This week I’ve had the pleasure of adding a number of scrapbooks to our Amherst College Scrapbooks Collection. As I assessed the scrapbooks I was adding, I noticed that a number of them had been created by pasting material into existing books. This was a common practice for centuries and I always enjoy running across new examples.
My interest is two-fold: the underlying books are, by their nature, something that the owner no longer wanted and would otherwise have discarded. We don’t tend to have many examples of some of these more ephemeral volumes, for instance: sales catalogs, subscription books, and penmanship notebooks. Also interesting is what types of materials the creator of the scrapbook chose to put in a volume with a visually cluttered background. In the 19th century, when the bulk of our scrapbook collection was created, blank books would have been relatively accessible to college students. Indeed the majority of our scrapbooks were created in volumes sold for that explicit purpose.
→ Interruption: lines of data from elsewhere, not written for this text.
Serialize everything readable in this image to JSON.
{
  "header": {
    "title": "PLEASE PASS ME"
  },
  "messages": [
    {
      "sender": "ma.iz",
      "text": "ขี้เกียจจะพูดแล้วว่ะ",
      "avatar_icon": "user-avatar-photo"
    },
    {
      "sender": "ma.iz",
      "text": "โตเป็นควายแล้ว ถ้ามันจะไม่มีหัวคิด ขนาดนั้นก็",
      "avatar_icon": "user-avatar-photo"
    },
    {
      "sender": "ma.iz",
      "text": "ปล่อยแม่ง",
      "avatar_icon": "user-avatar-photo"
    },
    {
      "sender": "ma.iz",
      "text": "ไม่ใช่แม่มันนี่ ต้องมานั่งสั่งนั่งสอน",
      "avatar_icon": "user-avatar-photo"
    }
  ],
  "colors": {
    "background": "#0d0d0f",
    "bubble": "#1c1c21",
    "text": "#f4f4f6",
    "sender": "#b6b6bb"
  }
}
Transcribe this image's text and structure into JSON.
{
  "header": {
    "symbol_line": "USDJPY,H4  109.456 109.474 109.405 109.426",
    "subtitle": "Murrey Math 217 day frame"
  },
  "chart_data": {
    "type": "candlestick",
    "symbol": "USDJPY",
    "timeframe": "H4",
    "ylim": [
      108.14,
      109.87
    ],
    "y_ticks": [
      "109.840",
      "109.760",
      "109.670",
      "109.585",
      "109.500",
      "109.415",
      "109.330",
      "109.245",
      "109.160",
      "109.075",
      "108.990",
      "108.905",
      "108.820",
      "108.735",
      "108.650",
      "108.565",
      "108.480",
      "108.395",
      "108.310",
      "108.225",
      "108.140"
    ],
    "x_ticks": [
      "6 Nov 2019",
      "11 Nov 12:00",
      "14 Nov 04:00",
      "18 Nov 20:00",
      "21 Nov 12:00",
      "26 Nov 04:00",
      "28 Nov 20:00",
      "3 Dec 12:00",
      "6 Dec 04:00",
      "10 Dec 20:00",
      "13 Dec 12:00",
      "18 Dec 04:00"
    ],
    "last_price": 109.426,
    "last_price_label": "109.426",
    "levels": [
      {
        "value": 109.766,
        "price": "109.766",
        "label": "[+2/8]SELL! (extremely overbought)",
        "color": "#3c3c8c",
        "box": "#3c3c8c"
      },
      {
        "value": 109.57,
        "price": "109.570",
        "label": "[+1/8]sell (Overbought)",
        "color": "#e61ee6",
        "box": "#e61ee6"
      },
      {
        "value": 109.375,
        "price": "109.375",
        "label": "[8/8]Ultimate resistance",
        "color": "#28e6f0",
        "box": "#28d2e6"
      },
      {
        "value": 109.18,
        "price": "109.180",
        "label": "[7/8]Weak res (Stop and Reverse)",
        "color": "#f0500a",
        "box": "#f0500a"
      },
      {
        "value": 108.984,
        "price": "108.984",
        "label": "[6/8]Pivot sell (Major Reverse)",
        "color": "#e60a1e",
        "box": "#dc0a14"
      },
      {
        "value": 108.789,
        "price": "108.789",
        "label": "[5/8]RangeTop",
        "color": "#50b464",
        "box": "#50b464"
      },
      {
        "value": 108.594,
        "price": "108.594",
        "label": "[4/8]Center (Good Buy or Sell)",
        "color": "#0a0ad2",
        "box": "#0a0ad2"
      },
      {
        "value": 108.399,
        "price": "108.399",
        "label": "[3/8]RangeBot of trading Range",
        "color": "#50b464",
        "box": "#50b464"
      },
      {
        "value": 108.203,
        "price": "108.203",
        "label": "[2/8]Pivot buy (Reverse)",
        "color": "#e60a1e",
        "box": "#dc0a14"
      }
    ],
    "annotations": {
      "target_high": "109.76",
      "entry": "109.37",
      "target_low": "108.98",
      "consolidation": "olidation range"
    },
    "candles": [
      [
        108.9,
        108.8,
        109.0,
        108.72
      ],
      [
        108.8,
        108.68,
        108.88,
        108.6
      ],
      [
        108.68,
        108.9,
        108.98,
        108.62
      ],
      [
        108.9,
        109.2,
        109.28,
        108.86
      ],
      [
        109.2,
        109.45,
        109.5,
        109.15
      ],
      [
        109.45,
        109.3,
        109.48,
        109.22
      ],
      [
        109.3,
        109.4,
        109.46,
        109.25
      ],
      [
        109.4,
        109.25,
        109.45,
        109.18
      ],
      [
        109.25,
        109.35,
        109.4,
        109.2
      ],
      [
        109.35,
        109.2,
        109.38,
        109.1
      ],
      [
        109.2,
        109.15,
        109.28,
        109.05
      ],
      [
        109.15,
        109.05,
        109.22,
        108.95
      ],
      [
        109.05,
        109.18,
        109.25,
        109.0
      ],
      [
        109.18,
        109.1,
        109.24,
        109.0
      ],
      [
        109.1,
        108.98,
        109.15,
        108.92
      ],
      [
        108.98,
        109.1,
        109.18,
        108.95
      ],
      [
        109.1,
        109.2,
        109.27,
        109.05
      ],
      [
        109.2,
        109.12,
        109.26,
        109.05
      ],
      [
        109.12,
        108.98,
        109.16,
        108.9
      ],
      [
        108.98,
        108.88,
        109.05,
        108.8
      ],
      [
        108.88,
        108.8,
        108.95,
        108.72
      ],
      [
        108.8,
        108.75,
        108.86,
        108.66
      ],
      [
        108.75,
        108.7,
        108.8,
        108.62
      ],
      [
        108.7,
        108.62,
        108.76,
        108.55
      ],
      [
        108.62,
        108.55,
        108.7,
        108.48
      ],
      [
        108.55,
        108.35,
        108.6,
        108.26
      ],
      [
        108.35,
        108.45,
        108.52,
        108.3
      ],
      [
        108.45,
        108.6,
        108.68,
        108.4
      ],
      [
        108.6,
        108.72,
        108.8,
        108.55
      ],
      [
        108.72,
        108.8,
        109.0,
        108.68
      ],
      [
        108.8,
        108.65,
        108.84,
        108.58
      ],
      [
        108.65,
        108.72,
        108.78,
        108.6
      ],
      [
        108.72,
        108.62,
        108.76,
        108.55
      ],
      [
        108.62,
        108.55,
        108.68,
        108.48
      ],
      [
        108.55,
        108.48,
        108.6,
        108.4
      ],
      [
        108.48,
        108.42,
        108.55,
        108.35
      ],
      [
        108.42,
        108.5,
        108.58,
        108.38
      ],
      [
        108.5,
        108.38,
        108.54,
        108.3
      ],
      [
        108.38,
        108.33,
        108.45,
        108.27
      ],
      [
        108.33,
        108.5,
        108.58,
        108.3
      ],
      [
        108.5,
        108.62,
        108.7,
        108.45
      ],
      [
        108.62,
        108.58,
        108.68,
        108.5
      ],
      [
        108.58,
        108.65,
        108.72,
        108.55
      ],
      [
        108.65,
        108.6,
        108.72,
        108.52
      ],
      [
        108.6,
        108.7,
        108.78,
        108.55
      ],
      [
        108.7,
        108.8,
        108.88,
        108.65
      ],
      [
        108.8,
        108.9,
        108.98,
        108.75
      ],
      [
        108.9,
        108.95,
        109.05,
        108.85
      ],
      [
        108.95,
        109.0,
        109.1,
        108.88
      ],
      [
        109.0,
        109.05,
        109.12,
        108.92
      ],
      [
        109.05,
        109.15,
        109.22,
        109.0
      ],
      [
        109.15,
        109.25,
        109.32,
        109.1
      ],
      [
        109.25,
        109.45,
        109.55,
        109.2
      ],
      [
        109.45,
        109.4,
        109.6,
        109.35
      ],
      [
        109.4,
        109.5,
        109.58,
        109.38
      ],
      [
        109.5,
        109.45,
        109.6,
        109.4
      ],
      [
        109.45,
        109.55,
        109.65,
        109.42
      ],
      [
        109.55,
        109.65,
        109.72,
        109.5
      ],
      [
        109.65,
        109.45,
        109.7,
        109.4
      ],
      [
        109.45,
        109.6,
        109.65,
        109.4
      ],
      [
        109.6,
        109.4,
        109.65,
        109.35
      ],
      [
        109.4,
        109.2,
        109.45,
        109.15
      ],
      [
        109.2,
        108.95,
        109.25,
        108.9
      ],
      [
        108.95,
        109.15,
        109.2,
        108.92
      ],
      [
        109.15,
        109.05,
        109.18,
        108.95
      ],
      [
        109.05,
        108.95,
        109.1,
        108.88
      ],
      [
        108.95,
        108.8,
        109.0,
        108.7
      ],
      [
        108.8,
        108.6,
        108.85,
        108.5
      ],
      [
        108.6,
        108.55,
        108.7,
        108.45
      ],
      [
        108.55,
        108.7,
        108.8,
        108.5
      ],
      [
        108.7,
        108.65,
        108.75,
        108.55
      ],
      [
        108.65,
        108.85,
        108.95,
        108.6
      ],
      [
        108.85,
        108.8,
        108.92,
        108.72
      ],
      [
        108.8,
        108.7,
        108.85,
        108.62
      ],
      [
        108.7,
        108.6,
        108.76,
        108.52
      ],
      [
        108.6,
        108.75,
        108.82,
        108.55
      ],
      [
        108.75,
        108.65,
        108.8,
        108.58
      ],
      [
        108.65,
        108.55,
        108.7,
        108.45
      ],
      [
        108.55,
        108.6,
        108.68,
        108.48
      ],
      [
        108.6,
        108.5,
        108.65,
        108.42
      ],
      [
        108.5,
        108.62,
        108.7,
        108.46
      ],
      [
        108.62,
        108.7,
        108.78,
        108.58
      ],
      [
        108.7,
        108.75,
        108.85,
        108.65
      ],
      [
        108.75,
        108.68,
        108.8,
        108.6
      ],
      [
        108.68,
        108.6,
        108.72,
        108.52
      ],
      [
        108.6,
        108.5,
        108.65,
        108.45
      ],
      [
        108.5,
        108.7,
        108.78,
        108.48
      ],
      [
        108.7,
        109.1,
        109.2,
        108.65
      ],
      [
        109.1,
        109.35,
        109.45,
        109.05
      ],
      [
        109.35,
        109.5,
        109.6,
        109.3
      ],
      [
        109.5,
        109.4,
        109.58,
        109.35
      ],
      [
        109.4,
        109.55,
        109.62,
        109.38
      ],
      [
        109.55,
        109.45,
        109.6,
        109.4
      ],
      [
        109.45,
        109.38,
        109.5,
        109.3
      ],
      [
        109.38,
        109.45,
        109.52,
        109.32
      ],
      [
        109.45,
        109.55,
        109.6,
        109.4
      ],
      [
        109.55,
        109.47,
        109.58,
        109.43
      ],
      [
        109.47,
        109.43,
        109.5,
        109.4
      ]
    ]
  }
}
Often the scrapbooks created in books were more informal, a way for the maker to keep track of interesting news clippings or humorous anecdotes rather than a showpiece of memorabilia from their college years.
This scrapbook (pictured here and at the top of this post) was created by Charles Lord, Amherst class of 1838, in an old penmanship notebook.
Edward Lacey, class of 1890, created this scrapbook in the “Value of Railroad Securities, Earnings and Charges, Prices of Stocks and Bonds”. Under memorabilia from Mount Holyoke and clipping on college sports, the tables of values are still visible.
This scrapbooks was created in a volume containing the first nineteen annual reports of the New England Mutual Life Insurance Company. The compiler of this book tried hard to completely obscure the original text by pasting newspaper clippings tightly spaced over the whole page. He didn’t finish the job however; the later pages of the book reveal the underlying text where articles are tucked between the pages but not yet pasted in. This compiler is unknown, although assumed to be a member of the class of 1876 based on the content of the book.
When George Waite White, class of 1861, was looking for a book to use for his college memorabilia, a copy of a bound subscription book for Lossing’s Pictorial Field-Book of the Revolution, first published in 1850, came to hand. Purchasing books by subscription wasn’t unusual at this time (somewhat like a kickstarter or Amazon pre-order) and this subscription book allowed potential subscribers to see what the cloth binding would look like and read a summary of the work and many, many testimonials. Other subscription books might have had selections from the text and sample illustrations. George only filled a few pages, so we can see the subscription list, with only two names on it, unobscured.
Henry Holmes, class of 1860, created this scrapbook of humorous newspaper clippings in an 1847 edition of Emerson’s North American Arithmetic. He made no attempt at obscuring the original text, which makes for a visually confusing reading experience.
I saved my favorite scrapbook for last. James Plimpton, class of 1878, created this one in a 220 page, illustrated brass goods catalog from 1871. Except for the illustrations of brass products in the background, this is a classic undergraduate scrapbook full of programs, tickets, dance cards and other memorabilia. I love nineteenth century catalogs and this is an excellent one – I particularly enjoy the odd conjunction of materials: baseball programs with faucets, concert tickets with steam whistles.
I’ll close with gratitude for James Plimpton and every one of the nearly 200 alums whose scrapbooks have made their way to Archives & Special Collections over the years for the fascinating glimpses they give us into their lives and interests!